How do we find out the average and the worst case time complexity of a Search operation on Hash Table which has been Implemented in the following way:

Let's say 'N' is the number of keys that are required to be hashed. We take a hash table of size M (M=alpha*N, alpha ~ 0.1). Collisions are resolved by storing the keys in a chained linked list fashion, storing each new entry at the head of each linked list pointed to by 'hashTable[i]'.

IMHO, the best , avg and worst case complexities could be O(1), O(N/M) and O(N). Correct me if I am wrong. A detailed explanation would be appreciated.

Answer 1

The answer depends on the characteristics of the hashing function, and the particular value of alpha. The worst case occurs if the hash achieves poor distribution (for any alpha), and as you stated in your original post, is O(N). The best case occurs when you have a well-distributed hash and alpha is relatively large (>1.0), and as you said, that is O(1). So we agree on the best case and worst case.

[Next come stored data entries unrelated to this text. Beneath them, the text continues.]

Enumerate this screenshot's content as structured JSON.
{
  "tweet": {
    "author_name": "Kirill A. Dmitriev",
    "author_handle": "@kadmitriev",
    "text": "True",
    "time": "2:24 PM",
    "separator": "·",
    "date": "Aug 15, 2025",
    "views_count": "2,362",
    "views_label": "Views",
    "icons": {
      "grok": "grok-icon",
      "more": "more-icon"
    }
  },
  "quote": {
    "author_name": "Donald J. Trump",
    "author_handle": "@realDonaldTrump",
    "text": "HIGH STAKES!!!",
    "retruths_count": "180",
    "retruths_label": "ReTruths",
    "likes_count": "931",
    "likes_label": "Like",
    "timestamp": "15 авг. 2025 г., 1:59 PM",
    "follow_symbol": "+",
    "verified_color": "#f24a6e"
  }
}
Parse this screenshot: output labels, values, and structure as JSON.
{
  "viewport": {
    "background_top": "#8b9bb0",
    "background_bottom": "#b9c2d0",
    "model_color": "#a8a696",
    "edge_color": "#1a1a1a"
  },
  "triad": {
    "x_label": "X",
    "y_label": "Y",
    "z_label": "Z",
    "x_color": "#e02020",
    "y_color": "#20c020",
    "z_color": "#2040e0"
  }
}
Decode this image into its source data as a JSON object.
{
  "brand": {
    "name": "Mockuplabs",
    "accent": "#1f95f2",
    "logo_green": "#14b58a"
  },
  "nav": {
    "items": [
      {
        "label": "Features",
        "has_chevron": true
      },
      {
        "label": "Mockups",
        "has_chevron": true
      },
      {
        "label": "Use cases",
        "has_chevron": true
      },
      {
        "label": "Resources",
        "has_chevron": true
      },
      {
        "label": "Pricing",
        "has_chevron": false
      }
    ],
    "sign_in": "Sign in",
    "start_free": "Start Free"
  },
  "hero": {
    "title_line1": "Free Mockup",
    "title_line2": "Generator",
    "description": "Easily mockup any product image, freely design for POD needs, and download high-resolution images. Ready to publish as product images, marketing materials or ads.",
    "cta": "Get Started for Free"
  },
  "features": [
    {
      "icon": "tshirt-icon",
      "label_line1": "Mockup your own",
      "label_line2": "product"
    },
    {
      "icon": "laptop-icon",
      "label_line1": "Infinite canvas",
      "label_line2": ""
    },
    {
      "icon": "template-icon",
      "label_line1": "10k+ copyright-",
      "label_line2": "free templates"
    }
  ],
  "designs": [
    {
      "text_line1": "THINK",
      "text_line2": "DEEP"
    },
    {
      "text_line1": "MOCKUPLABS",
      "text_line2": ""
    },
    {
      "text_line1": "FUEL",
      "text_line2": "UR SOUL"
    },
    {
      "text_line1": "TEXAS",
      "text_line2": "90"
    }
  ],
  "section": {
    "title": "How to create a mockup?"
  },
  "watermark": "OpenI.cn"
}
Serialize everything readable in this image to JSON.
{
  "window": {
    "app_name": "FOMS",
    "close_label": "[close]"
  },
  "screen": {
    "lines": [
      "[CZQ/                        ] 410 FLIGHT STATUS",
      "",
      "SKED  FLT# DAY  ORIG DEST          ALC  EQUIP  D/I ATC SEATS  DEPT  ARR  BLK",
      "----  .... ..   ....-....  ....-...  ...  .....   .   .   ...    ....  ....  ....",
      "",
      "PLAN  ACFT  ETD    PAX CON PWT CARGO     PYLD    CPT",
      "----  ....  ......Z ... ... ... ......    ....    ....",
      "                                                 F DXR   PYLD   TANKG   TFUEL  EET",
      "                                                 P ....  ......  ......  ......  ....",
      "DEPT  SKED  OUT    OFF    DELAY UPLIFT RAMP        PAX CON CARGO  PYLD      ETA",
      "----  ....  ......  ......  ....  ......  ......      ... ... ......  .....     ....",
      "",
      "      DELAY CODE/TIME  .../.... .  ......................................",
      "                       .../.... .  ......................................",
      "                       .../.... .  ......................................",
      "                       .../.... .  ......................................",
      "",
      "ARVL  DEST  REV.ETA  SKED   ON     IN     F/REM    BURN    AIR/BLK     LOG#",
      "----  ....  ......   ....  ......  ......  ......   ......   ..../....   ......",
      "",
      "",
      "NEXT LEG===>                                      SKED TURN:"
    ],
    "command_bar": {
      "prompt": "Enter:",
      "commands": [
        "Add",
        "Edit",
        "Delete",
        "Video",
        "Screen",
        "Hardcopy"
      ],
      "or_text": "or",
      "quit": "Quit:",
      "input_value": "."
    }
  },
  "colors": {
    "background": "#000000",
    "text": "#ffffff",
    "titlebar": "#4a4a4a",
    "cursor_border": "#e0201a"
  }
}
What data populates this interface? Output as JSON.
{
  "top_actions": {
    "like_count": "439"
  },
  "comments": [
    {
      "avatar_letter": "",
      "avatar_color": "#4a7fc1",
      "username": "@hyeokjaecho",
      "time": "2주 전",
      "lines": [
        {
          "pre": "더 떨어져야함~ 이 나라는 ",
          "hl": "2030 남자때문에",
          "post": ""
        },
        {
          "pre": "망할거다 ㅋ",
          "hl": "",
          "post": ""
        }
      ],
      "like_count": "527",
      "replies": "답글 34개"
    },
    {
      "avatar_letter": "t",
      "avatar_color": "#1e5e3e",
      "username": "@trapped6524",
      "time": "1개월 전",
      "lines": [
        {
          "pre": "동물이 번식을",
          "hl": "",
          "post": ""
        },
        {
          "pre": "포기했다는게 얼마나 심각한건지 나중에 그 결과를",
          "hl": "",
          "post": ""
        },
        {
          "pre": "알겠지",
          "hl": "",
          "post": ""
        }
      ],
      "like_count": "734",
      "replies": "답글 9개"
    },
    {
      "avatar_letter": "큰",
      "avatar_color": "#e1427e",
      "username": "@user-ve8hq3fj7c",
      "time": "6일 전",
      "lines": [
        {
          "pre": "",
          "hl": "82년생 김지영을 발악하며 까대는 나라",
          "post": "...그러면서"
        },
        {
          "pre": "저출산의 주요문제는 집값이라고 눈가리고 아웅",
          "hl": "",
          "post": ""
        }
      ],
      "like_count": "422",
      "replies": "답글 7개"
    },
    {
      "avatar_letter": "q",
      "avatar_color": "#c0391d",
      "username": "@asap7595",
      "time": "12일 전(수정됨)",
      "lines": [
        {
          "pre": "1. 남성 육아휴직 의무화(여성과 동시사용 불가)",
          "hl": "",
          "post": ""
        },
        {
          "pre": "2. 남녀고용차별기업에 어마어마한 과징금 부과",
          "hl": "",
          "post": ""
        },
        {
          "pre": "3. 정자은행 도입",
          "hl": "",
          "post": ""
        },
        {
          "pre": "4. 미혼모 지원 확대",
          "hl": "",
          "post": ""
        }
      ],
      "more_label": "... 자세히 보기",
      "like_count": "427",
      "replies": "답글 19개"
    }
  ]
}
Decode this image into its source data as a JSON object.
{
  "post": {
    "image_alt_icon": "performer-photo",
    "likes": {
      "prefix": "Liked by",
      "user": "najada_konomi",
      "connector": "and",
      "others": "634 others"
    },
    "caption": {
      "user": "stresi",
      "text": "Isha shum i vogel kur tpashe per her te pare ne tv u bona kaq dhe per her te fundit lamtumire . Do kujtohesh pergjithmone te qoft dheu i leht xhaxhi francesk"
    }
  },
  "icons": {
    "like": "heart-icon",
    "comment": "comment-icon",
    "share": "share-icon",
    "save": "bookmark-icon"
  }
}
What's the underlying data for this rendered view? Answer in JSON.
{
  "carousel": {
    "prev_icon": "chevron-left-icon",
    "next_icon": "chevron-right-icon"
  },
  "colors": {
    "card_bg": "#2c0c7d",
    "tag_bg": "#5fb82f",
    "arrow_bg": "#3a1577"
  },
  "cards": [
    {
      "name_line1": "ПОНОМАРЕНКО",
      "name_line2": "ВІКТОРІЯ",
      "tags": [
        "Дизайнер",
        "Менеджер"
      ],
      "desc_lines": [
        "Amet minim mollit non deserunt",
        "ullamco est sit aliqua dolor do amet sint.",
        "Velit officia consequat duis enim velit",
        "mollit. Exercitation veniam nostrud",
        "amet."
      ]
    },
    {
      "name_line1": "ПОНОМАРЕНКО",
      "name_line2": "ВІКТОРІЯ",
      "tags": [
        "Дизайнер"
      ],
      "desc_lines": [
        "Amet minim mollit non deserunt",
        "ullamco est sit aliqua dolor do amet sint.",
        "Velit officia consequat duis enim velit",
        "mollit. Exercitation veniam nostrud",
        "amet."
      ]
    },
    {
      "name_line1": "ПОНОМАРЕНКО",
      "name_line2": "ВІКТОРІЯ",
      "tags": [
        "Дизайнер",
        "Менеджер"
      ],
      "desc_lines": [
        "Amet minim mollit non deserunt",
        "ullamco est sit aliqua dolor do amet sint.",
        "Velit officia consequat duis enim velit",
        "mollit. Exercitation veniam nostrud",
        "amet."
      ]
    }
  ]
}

However I think the average case needs more analysis, because alpha has a non-linear effect on performance. Consider two extreme examples. Case 1, alpha = 100, 1000, 10000. As alpha scales to infinity, you will have no avoidable collisions (i.e. those caused by having to truncate hashes to map into M buckets, as opposed to non-uniform behavior of the hash), and so the average case converges to the best case, or O(1). Case 2, alpha = 0.01, 0.001, 0.0001. As alpha scales to zero, you have fewer and fewer hash buckets until the entire table is just one hash bucket with all values in a single list in that bucket, and so the average case converges to the linear-search worst case, or O(N).

The average case is between O(1) and O(N), depending on alpha. We could express this as O(N^x), where x is a function that maps alpha = 0 to x = 1, and alpha = infinity to x = 0. So for the sake of debate, (see http://en.wikipedia.org/wiki/Heaviside_function), maybe something like O(N^(e^(-alpha))).